第1章 第18話 ただのお休み前のお茶会。
そろそろ陽が傾き始めた頃、アーネスト冒険団御一行様は、〈アーマンジャック(仮)の館〉に帰って来た。
さすがにオヤジを連れて帰る事は出来ないので、途中で別れるのだが、当然の如く、
オヤジは駄々をこねた。あの巨体で。
何とか説得して、お土産を持って会いに行くからと、また軽はずみな約束をして別れたが、その際、オヤジが大きな口を開けてアーネストに迫って来た。
すわ食われる!かと思いきやベロンとひと舐め。味見だろうか?
オヤジはなんか驚いたような顔になって、またひと舐め。
ティラノサウルスの驚いた顔と云うのはよく分からないが、今度は酔っぱらったオヤジみたいに、ふらふらと千鳥足の様な歩き方でで戻って行った。あの巨体で。

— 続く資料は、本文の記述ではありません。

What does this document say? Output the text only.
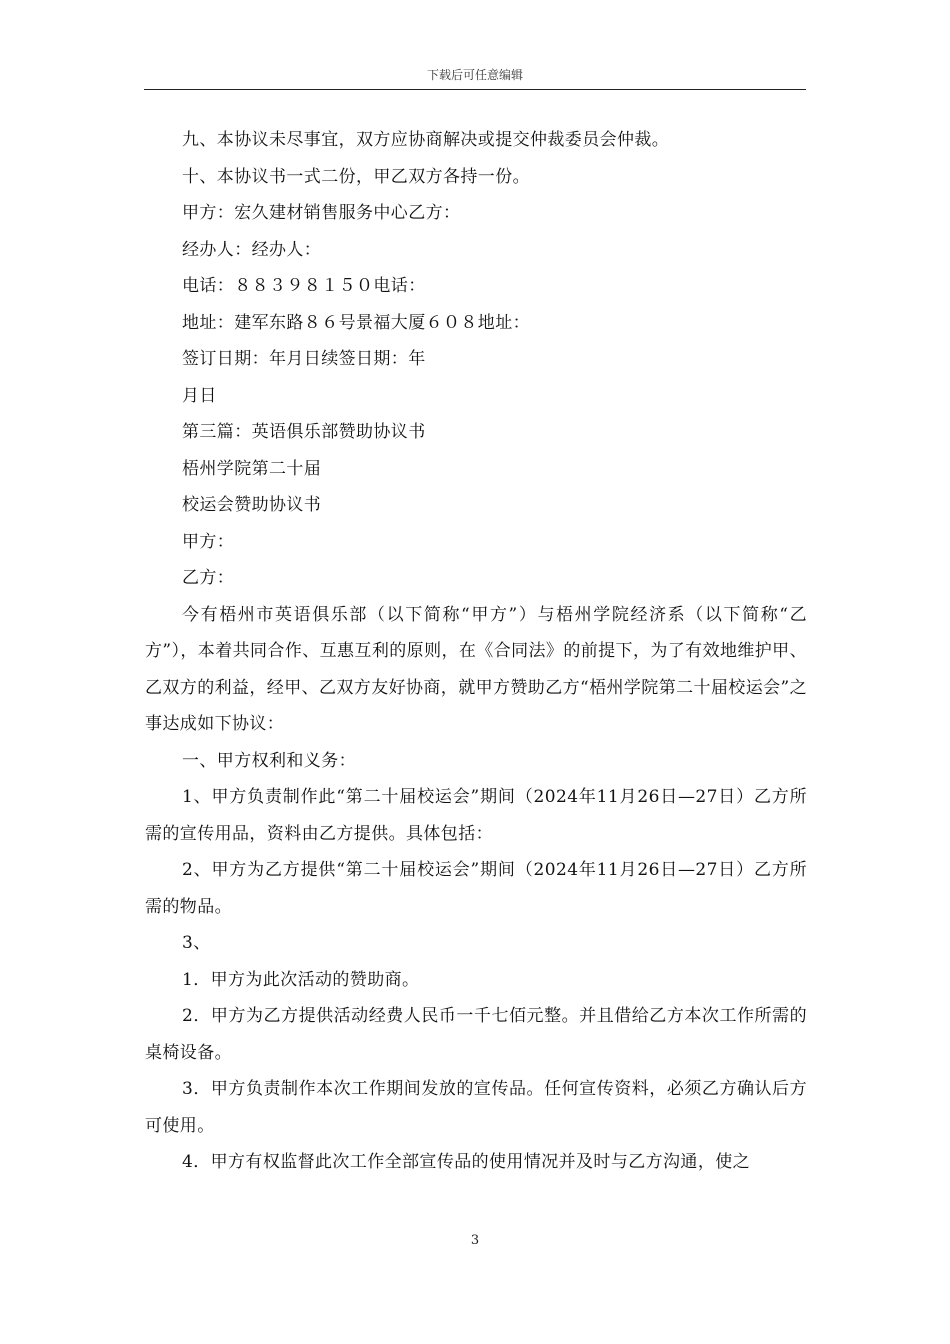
下载后可任意编辑
九、本协议未尽事宜，双方应协商解决或提交仲裁委员会仲裁。
十、本协议书一式二份，甲乙双方各持一份。
甲方：宏久建材销售服务中心乙方：
经办人：经办人：
电话：８８３９８１５０电话：
地址：建军东路８６号景福大厦６０８地址：
签订日期：年月日续签日期：年
月日
第三篇：英语俱乐部赞助协议书
梧州学院第二十届
校运会赞助协议书
甲方：
乙方：
今有梧州市英语俱乐部（以下简称“甲方”）与梧州学院经济系（以下简称“乙方”），本着共同合作、互惠互利的原则，在《合同法》的前提下，为了有效地维护甲、乙双方的利益，经甲、乙双方友好协商，就甲方赞助乙方“梧州学院第二十届校运会”之事达成如下协议：
一、甲方权利和义务：
1、甲方负责制作此“第二十届校运会”期间（2024年11月26日—27日）乙方所需的宣传用品，资料由乙方提供。具体包括：
2、甲方为乙方提供“第二十届校运会”期间（2024年11月26日—27日）乙方所需的物品。
3、
1．甲方为此次活动的赞助商。
2．甲方为乙方提供活动经费人民币一千七佰元整。并且借给乙方本次工作所需的桌椅设备。
3．甲方负责制作本次工作期间发放的宣传品。任何宣传资料，必须乙方确认后方可使用。
4．甲方有权监督此次工作全部宣传品的使用情况并及时与乙方沟通，使之
3
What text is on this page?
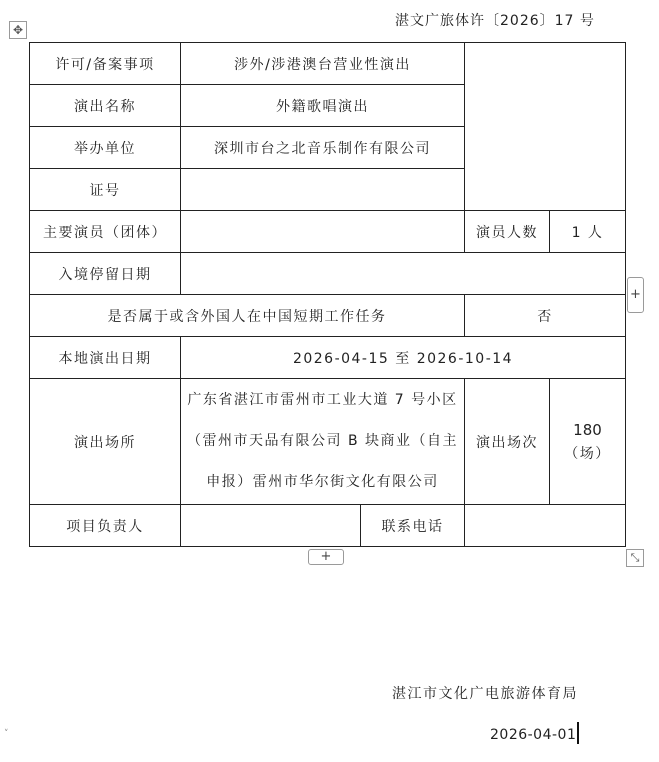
湛文广旅体许〔2026〕17 号
✥
许可/备案事项	涉外/涉港澳台营业性演出			
演出名称	外籍歌唱演出			
举办单位	深圳市台之北音乐制作有限公司			
证号				
主要演员（团体）			演员人数	1 人
入境停留日期				
是否属于或含外国人在中国短期工作任务			否	
本地演出日期	2026-04-15 至 2026-10-14			
演出场所	广东省湛江市雷州市工业大道 7 号小区（雷州市天品有限公司 B 块商业（自主申报）雷州市华尔街文化有限公司		演出场次	180
（场）

项目负责人		联系电话		
+
+	⤡
湛江市文化广电旅游体育局
2026-04-01
˅
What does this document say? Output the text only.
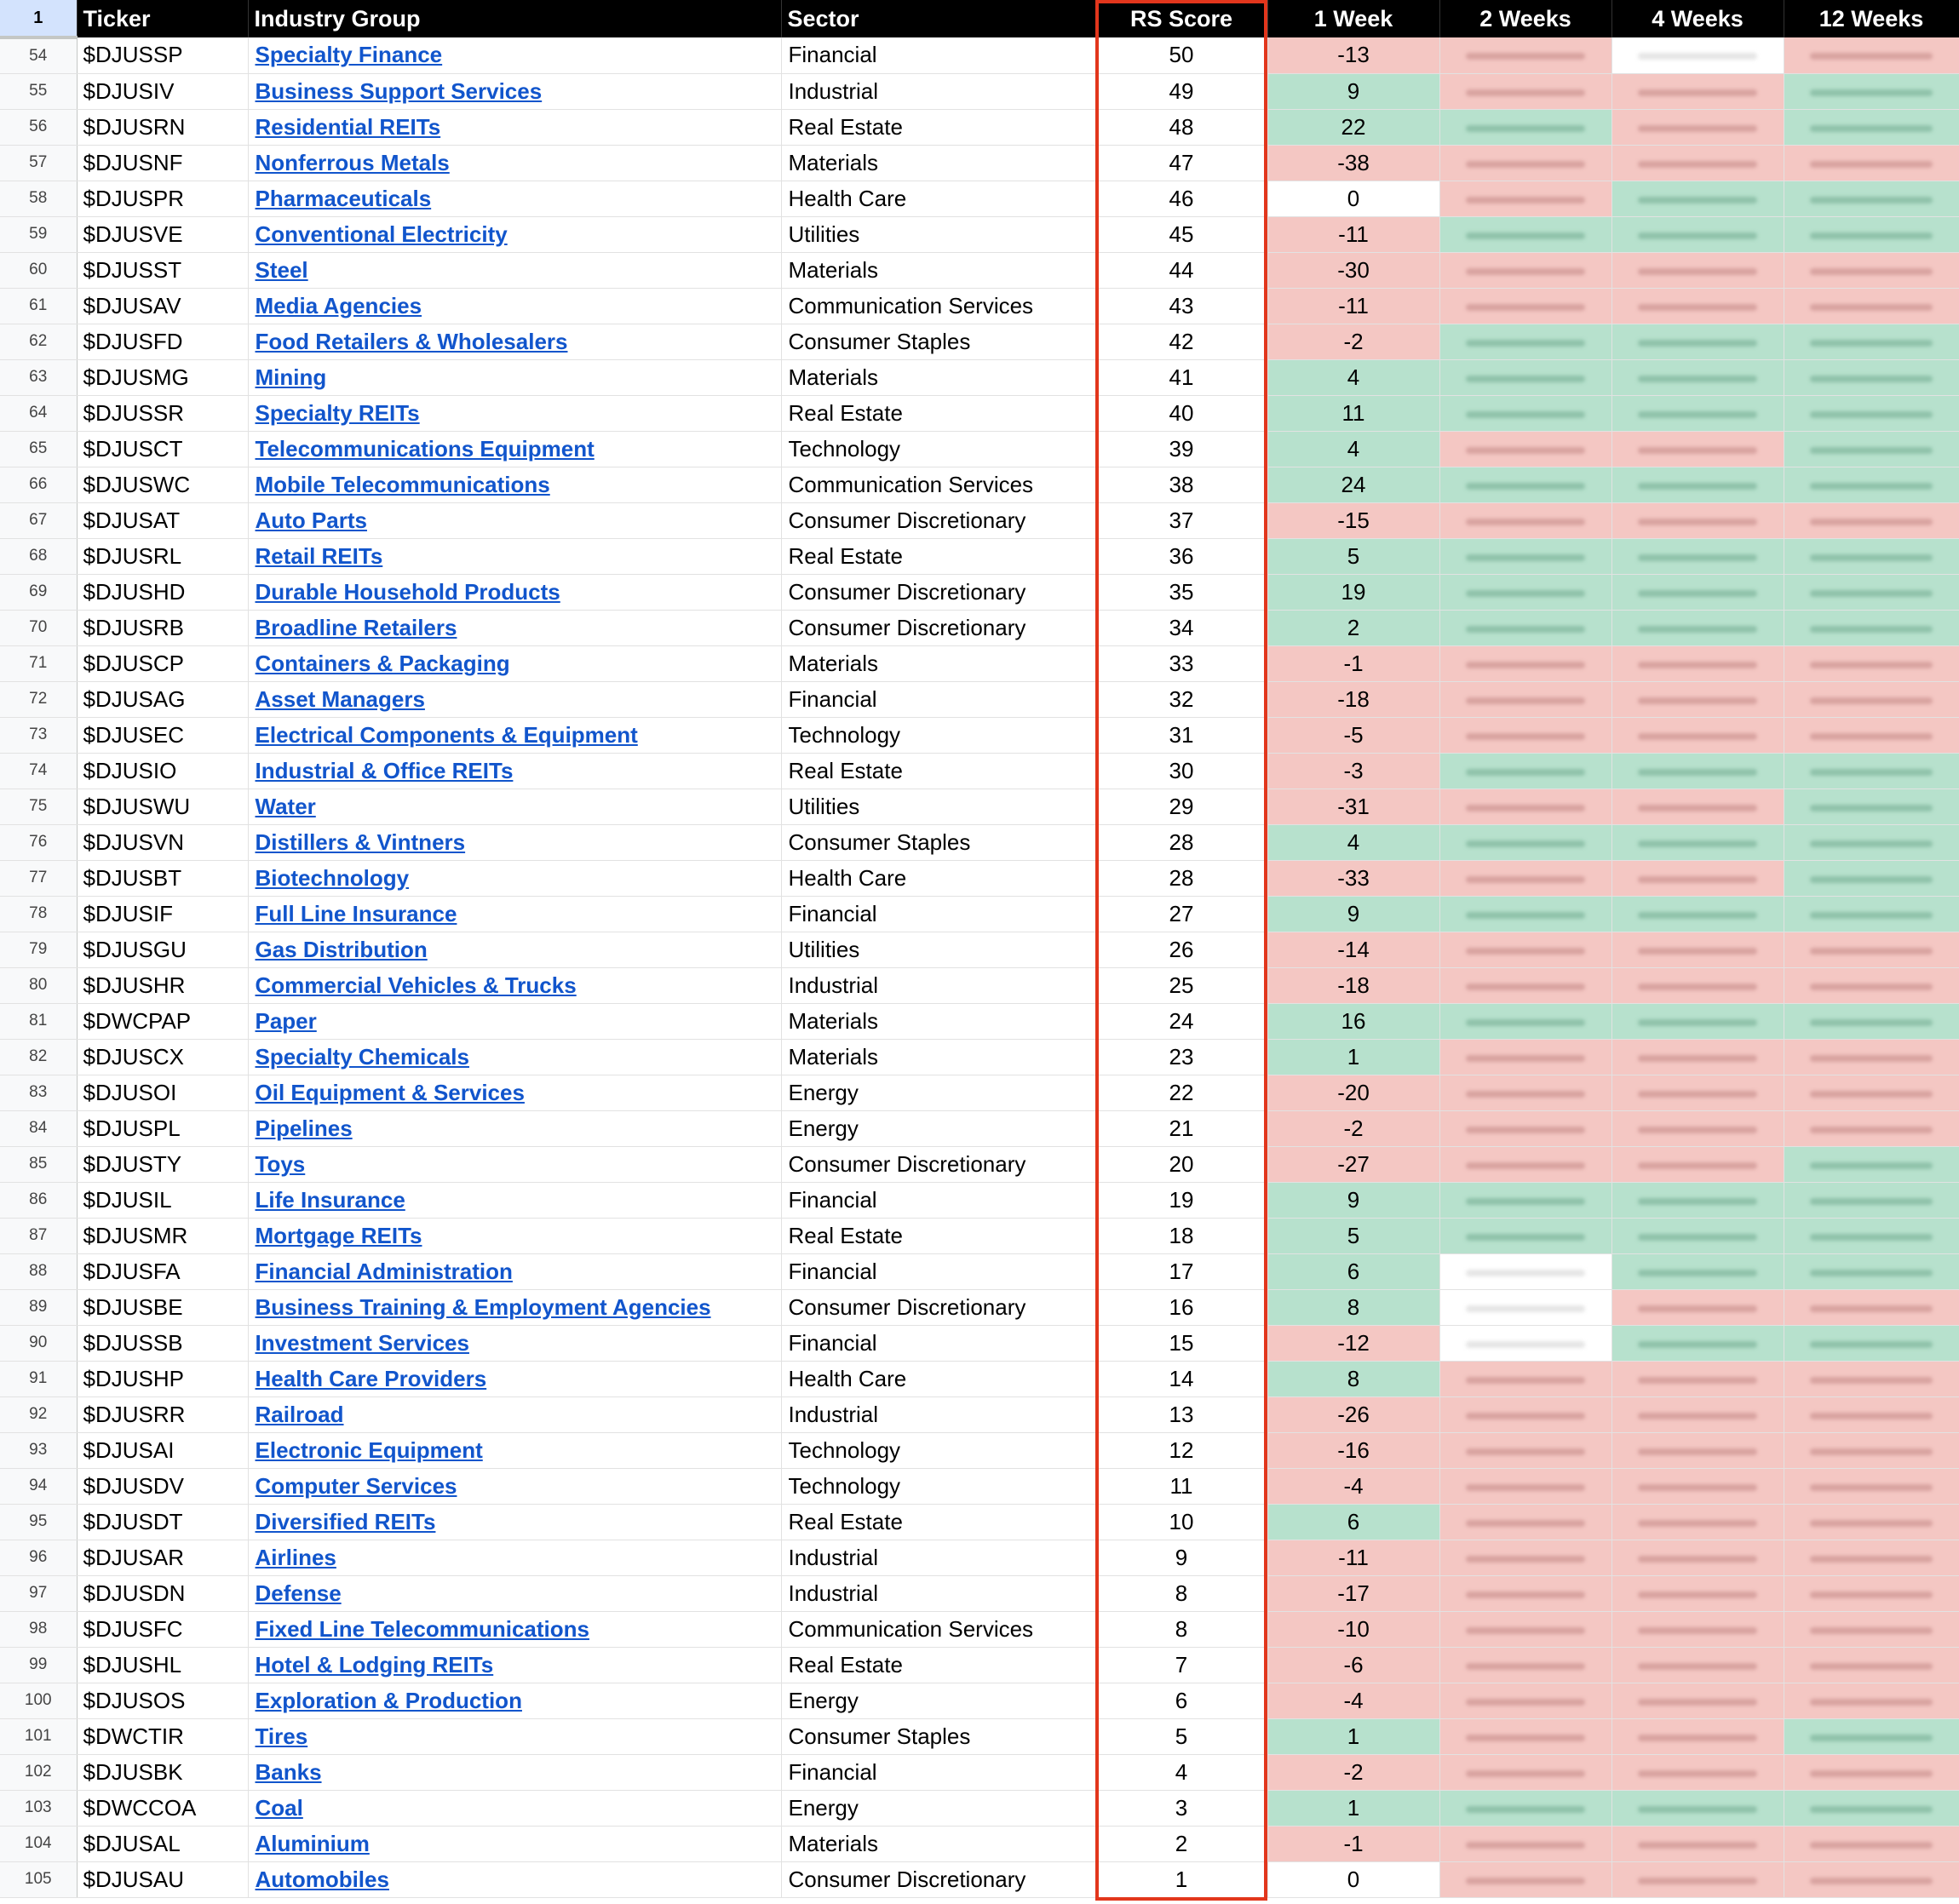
1	Ticker	Industry Group	Sector	RS Score	1 Week	2 Weeks	4 Weeks	12 Weeks
54	$DJUSSP	Specialty Finance	Financial	50	-13			
55	$DJUSIV	Business Support Services	Industrial	49	9			
56	$DJUSRN	Residential REITs	Real Estate	48	22			
57	$DJUSNF	Nonferrous Metals	Materials	47	-38			
58	$DJUSPR	Pharmaceuticals	Health Care	46	0			
59	$DJUSVE	Conventional Electricity	Utilities	45	-11			
60	$DJUSST	Steel	Materials	44	-30			
61	$DJUSAV	Media Agencies	Communication Services	43	-11			
62	$DJUSFD	Food Retailers & Wholesalers	Consumer Staples	42	-2			
63	$DJUSMG	Mining	Materials	41	4			
64	$DJUSSR	Specialty REITs	Real Estate	40	11			
65	$DJUSCT	Telecommunications Equipment	Technology	39	4			
66	$DJUSWC	Mobile Telecommunications	Communication Services	38	24			
67	$DJUSAT	Auto Parts	Consumer Discretionary	37	-15			
68	$DJUSRL	Retail REITs	Real Estate	36	5			
69	$DJUSHD	Durable Household Products	Consumer Discretionary	35	19			
70	$DJUSRB	Broadline Retailers	Consumer Discretionary	34	2			
71	$DJUSCP	Containers & Packaging	Materials	33	-1			
72	$DJUSAG	Asset Managers	Financial	32	-18			
73	$DJUSEC	Electrical Components & Equipment	Technology	31	-5			
74	$DJUSIO	Industrial & Office REITs	Real Estate	30	-3			
75	$DJUSWU	Water	Utilities	29	-31			
76	$DJUSVN	Distillers & Vintners	Consumer Staples	28	4			
77	$DJUSBT	Biotechnology	Health Care	28	-33			
78	$DJUSIF	Full Line Insurance	Financial	27	9			
79	$DJUSGU	Gas Distribution	Utilities	26	-14			
80	$DJUSHR	Commercial Vehicles & Trucks	Industrial	25	-18			
81	$DWCPAP	Paper	Materials	24	16			
82	$DJUSCX	Specialty Chemicals	Materials	23	1			
83	$DJUSOI	Oil Equipment & Services	Energy	22	-20			
84	$DJUSPL	Pipelines	Energy	21	-2			
85	$DJUSTY	Toys	Consumer Discretionary	20	-27			
86	$DJUSIL	Life Insurance	Financial	19	9			
87	$DJUSMR	Mortgage REITs	Real Estate	18	5			
88	$DJUSFA	Financial Administration	Financial	17	6			
89	$DJUSBE	Business Training & Employment Agencies	Consumer Discretionary	16	8			
90	$DJUSSB	Investment Services	Financial	15	-12			
91	$DJUSHP	Health Care Providers	Health Care	14	8			
92	$DJUSRR	Railroad	Industrial	13	-26			
93	$DJUSAI	Electronic Equipment	Technology	12	-16			
94	$DJUSDV	Computer Services	Technology	11	-4			
95	$DJUSDT	Diversified REITs	Real Estate	10	6			
96	$DJUSAR	Airlines	Industrial	9	-11			
97	$DJUSDN	Defense	Industrial	8	-17			
98	$DJUSFC	Fixed Line Telecommunications	Communication Services	8	-10			
99	$DJUSHL	Hotel & Lodging REITs	Real Estate	7	-6			
100	$DJUSOS	Exploration & Production	Energy	6	-4			
101	$DWCTIR	Tires	Consumer Staples	5	1			
102	$DJUSBK	Banks	Financial	4	-2			
103	$DWCCOA	Coal	Energy	3	1			
104	$DJUSAL	Aluminium	Materials	2	-1			
105	$DJUSAU	Automobiles	Consumer Discretionary	1	0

本来なら気にする所だが、今日はいろいろあり過ぎたので、レオンハルト先生さえ深く考えないで見送った。
帰ったら帰ったで蜂の団体が一緒なので、館の住人は大騒ぎ。
そりゃそうだ。
使用してない倉庫を新しい家に提供したが、女王様は納得いかない様子。
結局、館の屋根裏部屋を提供しました。武器なんかも仕舞っていたので、
結構広い。兵隊蜂は館の警護も請け負う事になった。
因みに、女王様の名前は〈ベス〉ね。
本日は疲れたので解散、明日、臨時で定例会議を開いて、
話の場を設ける事になりました。
休む前に、おばあ様と先生と、いつもの様にお茶にいただく。
エリも疲れている様なので、休むようにと言ったのだが、お茶を入れてくれた。
なんかエリさん、怒ってませんか?
植物に触れようとして飛ばされたこと、ティラノサウルスに食われそうになった事、蜂の巣を踏み抜いて蜂に襲われかけたこと、何故か言葉が通じたことなどを話したが、おばあ様はかなり驚かれたようだ。
そりゃそうだ。驚くおばあ様もレアだな。
レオンハルト先生は探査機魔法が上手くいった事、魔族の恐らく幹部であろう人物にあった事、魔王子がアーネストを気にしてる事等を話した。
魔王子が俺を気にしてる?何故だ?
「……その魔王子は転生者でしょうか……?」
ポツリとアーネストが呟く。
「そうかも知れませんね……。」
「…………。」
「……。」
なんか、今、サラッと重要な情報が無かったか?
「…!せ、せせせ先生!先生は転生者を知ってるんですか!?先生は転生者なんですか!?」
俺は焦って唾を飛ばしながら、お茶をひっくり返す勢いで立ち上がり先生に詰め寄ろうとした。
先生はいつもの様に落ち着いたしぐさで俺を制し、静に言った。
「転生者がどういうものかは知っています。が、私は転生者ではありません。」
俺は次の言葉が出ず、口をパクパクさせてた。
「私もお話に混ぜて頂けるのかしら?」
さすが、おばあ様は聞き逃さない。